On the contrary, the Grantor of a revocable trust can leave property in whatever percentages and whatever interests he or she wishes. In other words, while a TOD deed can leave 50% to person A and 50% to person B as tenants in common, a Trust can name Person A as 50% beneficiary and Person B as 50% beneficiary, as joint tenants with rights of survivorship, so that if Person B dies, his/her 50% will be distributed automatically to Person A. A TOD deed severely limits viable transfer options of the transferor.

Another advantage of a revocable trust is that trust language can be specific about what is to happen to those residing in the home (whether they are beneficiaries or not) upon the death of the Grantor. Without such language, title companies may have issues with insuring a property that was transferred by a TOD Deed in which some beneficiaries are residing.

Further, most of our clients seek our advice for long-term care/Medicaid planning. The TOD deed will not provide Medicaid protection for the home that most seniors need. A Medicaid Asset Protection Trust (“MAPT”) remains the gold standard for transferring a primary residence to an individual’s beneficiaries while removing the home from the transferor’s name for Medicaid purposes. With a MAPT, tax benefits such as a basis step up are also preserved.

For these reasons, a Medicaid Asset Protection Trust or a revocable trust are much better ways to transfer your home.
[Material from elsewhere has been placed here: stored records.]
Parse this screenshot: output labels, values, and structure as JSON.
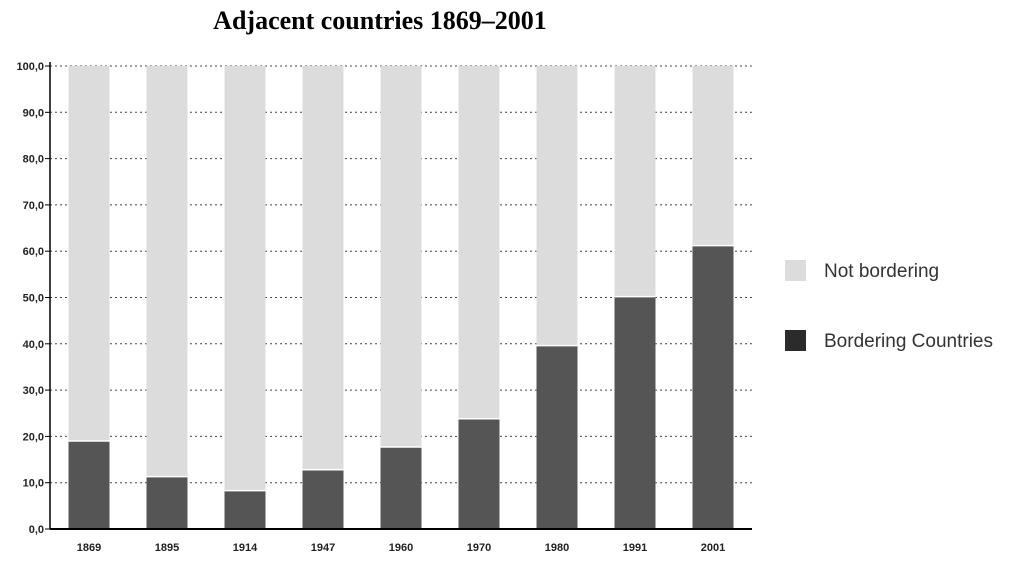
{
  "chart_data": {
    "type": "bar",
    "stacked": true,
    "title": "Adjacent countries 1869–2001",
    "categories": [
      "1869",
      "1895",
      "1914",
      "1947",
      "1960",
      "1970",
      "1980",
      "1991",
      "2001"
    ],
    "series": [
      {
        "name": "Bordering Countries",
        "color": "#555555",
        "values": [
          19.0,
          11.3,
          8.3,
          12.8,
          17.7,
          23.8,
          39.6,
          50.2,
          61.2
        ]
      },
      {
        "name": "Not bordering",
        "color": "#dcdcdc",
        "values": [
          81.0,
          88.7,
          91.7,
          87.2,
          82.3,
          76.2,
          60.4,
          49.8,
          38.8
        ]
      }
    ],
    "ylim": [
      0,
      100
    ],
    "yticks": [
      "0,0",
      "10,0",
      "20,0",
      "30,0",
      "40,0",
      "50,0",
      "60,0",
      "70,0",
      "80,0",
      "90,0",
      "100,0"
    ],
    "grid": true,
    "legend_position": "right",
    "legend": [
      {
        "label": "Not bordering",
        "color": "#dcdcdc"
      },
      {
        "label": "Bordering Countries",
        "color": "#2b2b2b"
      }
    ]
  }
}
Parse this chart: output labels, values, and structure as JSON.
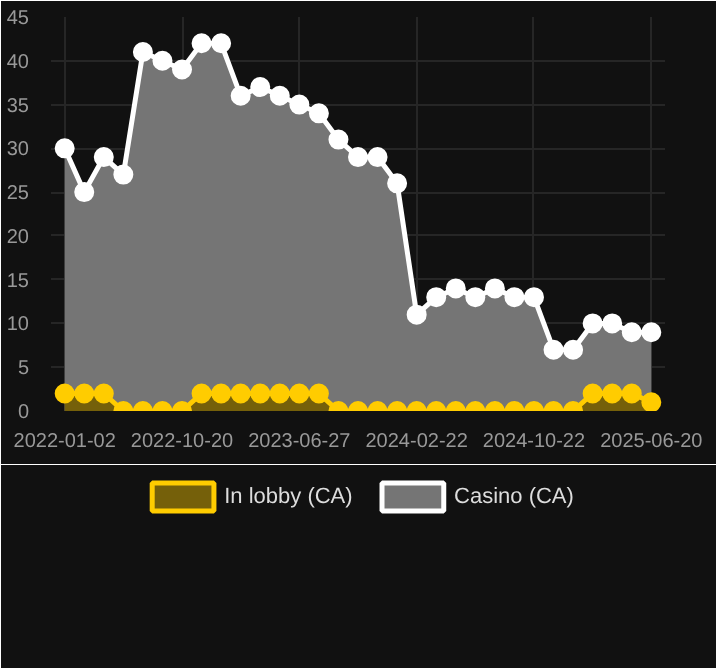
{
  "chart_data": {
    "type": "area",
    "categories": [
      "2022-01-02",
      null,
      null,
      null,
      null,
      null,
      "2022-10-20",
      null,
      null,
      null,
      null,
      null,
      "2023-06-27",
      null,
      null,
      null,
      null,
      null,
      "2024-02-22",
      null,
      null,
      null,
      null,
      null,
      "2024-10-22",
      null,
      null,
      null,
      null,
      null,
      "2025-06-20"
    ],
    "series": [
      {
        "name": "In lobby (CA)",
        "color": "#ffcc00",
        "values": [
          2,
          2,
          2,
          0,
          0,
          0,
          0,
          2,
          2,
          2,
          2,
          2,
          2,
          2,
          0,
          0,
          0,
          0,
          0,
          0,
          0,
          0,
          0,
          0,
          0,
          0,
          0,
          2,
          2,
          2,
          1
        ]
      },
      {
        "name": "Casino (CA)",
        "color": "#ffffff",
        "values": [
          30,
          25,
          29,
          27,
          41,
          40,
          39,
          42,
          42,
          36,
          37,
          36,
          35,
          34,
          31,
          29,
          29,
          26,
          11,
          13,
          14,
          13,
          14,
          13,
          13,
          7,
          7,
          10,
          10,
          9,
          9
        ]
      }
    ],
    "ylim": [
      0,
      45
    ],
    "yticks": [
      0,
      5,
      10,
      15,
      20,
      25,
      30,
      35,
      40,
      45
    ],
    "grid": true,
    "legend": "bottom",
    "marker": "circle",
    "line_style": "solid"
  }
}
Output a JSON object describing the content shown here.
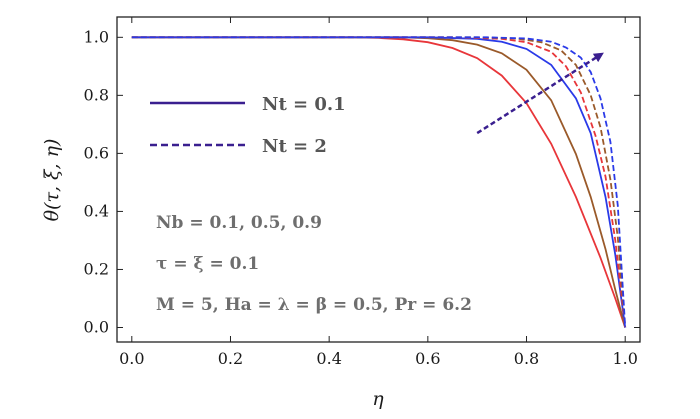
{
  "chart_data": {
    "type": "line",
    "xlabel": "η",
    "ylabel": "θ(τ, ξ, η)",
    "xlim": [
      -0.03,
      1.03
    ],
    "ylim": [
      -0.05,
      1.07
    ],
    "x_ticks": [
      "0.0",
      "0.2",
      "0.4",
      "0.6",
      "0.8",
      "1.0"
    ],
    "y_ticks": [
      "0.0",
      "0.2",
      "0.4",
      "0.6",
      "0.8",
      "1.0"
    ],
    "grid": false,
    "legend_position": "left",
    "legend": [
      {
        "label": "Nt = 0.1",
        "style": "solid",
        "color": "#3a1f8f"
      },
      {
        "label": "Nt = 2",
        "style": "dashed",
        "color": "#3a1f8f"
      }
    ],
    "annotations": [
      "Nb = 0.1, 0.5, 0.9",
      "τ = ξ = 0.1",
      "M = 5, Ha = λ = β = 0.5, Pr = 6.2"
    ],
    "arrow": {
      "from": [
        0.7,
        0.67
      ],
      "to": [
        0.95,
        0.94
      ],
      "color": "#3a1f8f"
    },
    "series": [
      {
        "color": "#e8363a",
        "dash": false,
        "values": [
          [
            0.0,
            1.0
          ],
          [
            0.45,
            1.0
          ],
          [
            0.5,
            0.998
          ],
          [
            0.55,
            0.993
          ],
          [
            0.6,
            0.983
          ],
          [
            0.65,
            0.963
          ],
          [
            0.7,
            0.928
          ],
          [
            0.75,
            0.868
          ],
          [
            0.8,
            0.773
          ],
          [
            0.85,
            0.633
          ],
          [
            0.9,
            0.45
          ],
          [
            0.95,
            0.24
          ],
          [
            0.98,
            0.1
          ],
          [
            1.0,
            0.0
          ]
        ]
      },
      {
        "color": "#9a5a2a",
        "dash": false,
        "values": [
          [
            0.0,
            1.0
          ],
          [
            0.55,
            1.0
          ],
          [
            0.6,
            0.997
          ],
          [
            0.65,
            0.99
          ],
          [
            0.7,
            0.975
          ],
          [
            0.75,
            0.945
          ],
          [
            0.8,
            0.888
          ],
          [
            0.85,
            0.783
          ],
          [
            0.9,
            0.598
          ],
          [
            0.93,
            0.45
          ],
          [
            0.96,
            0.27
          ],
          [
            0.98,
            0.13
          ],
          [
            1.0,
            0.0
          ]
        ]
      },
      {
        "color": "#2a3ae8",
        "dash": false,
        "values": [
          [
            0.0,
            1.0
          ],
          [
            0.6,
            1.0
          ],
          [
            0.7,
            0.995
          ],
          [
            0.75,
            0.985
          ],
          [
            0.8,
            0.96
          ],
          [
            0.85,
            0.905
          ],
          [
            0.9,
            0.79
          ],
          [
            0.93,
            0.67
          ],
          [
            0.96,
            0.45
          ],
          [
            0.98,
            0.25
          ],
          [
            1.0,
            0.0
          ]
        ]
      },
      {
        "color": "#e8363a",
        "dash": true,
        "values": [
          [
            0.0,
            1.0
          ],
          [
            0.65,
            1.0
          ],
          [
            0.75,
            0.995
          ],
          [
            0.8,
            0.983
          ],
          [
            0.85,
            0.95
          ],
          [
            0.88,
            0.9
          ],
          [
            0.91,
            0.81
          ],
          [
            0.94,
            0.66
          ],
          [
            0.96,
            0.52
          ],
          [
            0.98,
            0.3
          ],
          [
            1.0,
            0.0
          ]
        ]
      },
      {
        "color": "#9a5a2a",
        "dash": true,
        "values": [
          [
            0.0,
            1.0
          ],
          [
            0.7,
            1.0
          ],
          [
            0.78,
            0.996
          ],
          [
            0.83,
            0.983
          ],
          [
            0.87,
            0.955
          ],
          [
            0.9,
            0.905
          ],
          [
            0.93,
            0.8
          ],
          [
            0.95,
            0.69
          ],
          [
            0.97,
            0.51
          ],
          [
            0.985,
            0.31
          ],
          [
            1.0,
            0.0
          ]
        ]
      },
      {
        "color": "#2a3ae8",
        "dash": true,
        "values": [
          [
            0.0,
            1.0
          ],
          [
            0.72,
            1.0
          ],
          [
            0.8,
            0.996
          ],
          [
            0.85,
            0.985
          ],
          [
            0.88,
            0.965
          ],
          [
            0.91,
            0.93
          ],
          [
            0.93,
            0.88
          ],
          [
            0.95,
            0.79
          ],
          [
            0.97,
            0.64
          ],
          [
            0.985,
            0.42
          ],
          [
            1.0,
            0.0
          ]
        ]
      }
    ]
  }
}
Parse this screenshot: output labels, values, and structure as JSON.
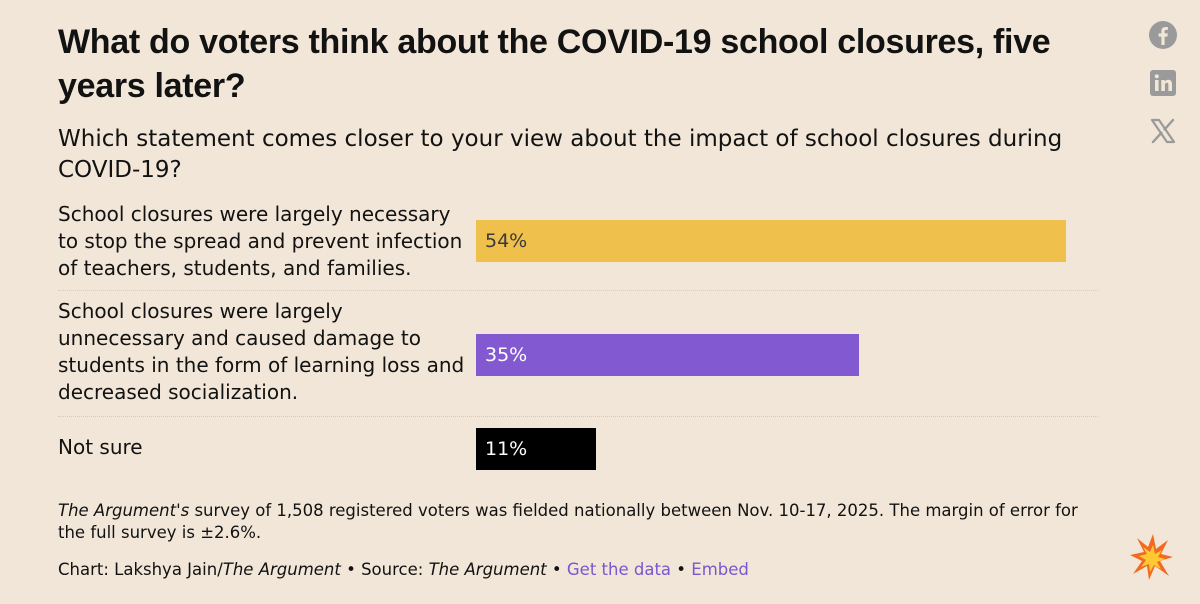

In addition, title companies have already raised several concerns about the use of TOD. While TOD deeds serve a purpose in certain circumstances, these deeds are limiting, are not flexible and will not provide the long-term care asset protection that most individuals need.

This blog posting is for informational and educational purposes only. It is general in nature and not person or circumstance specific. This blog posting is not intended nor should it be construed as rendering independent investment, legal or tax advice. It may but does not necessarily constitute attorney advertising.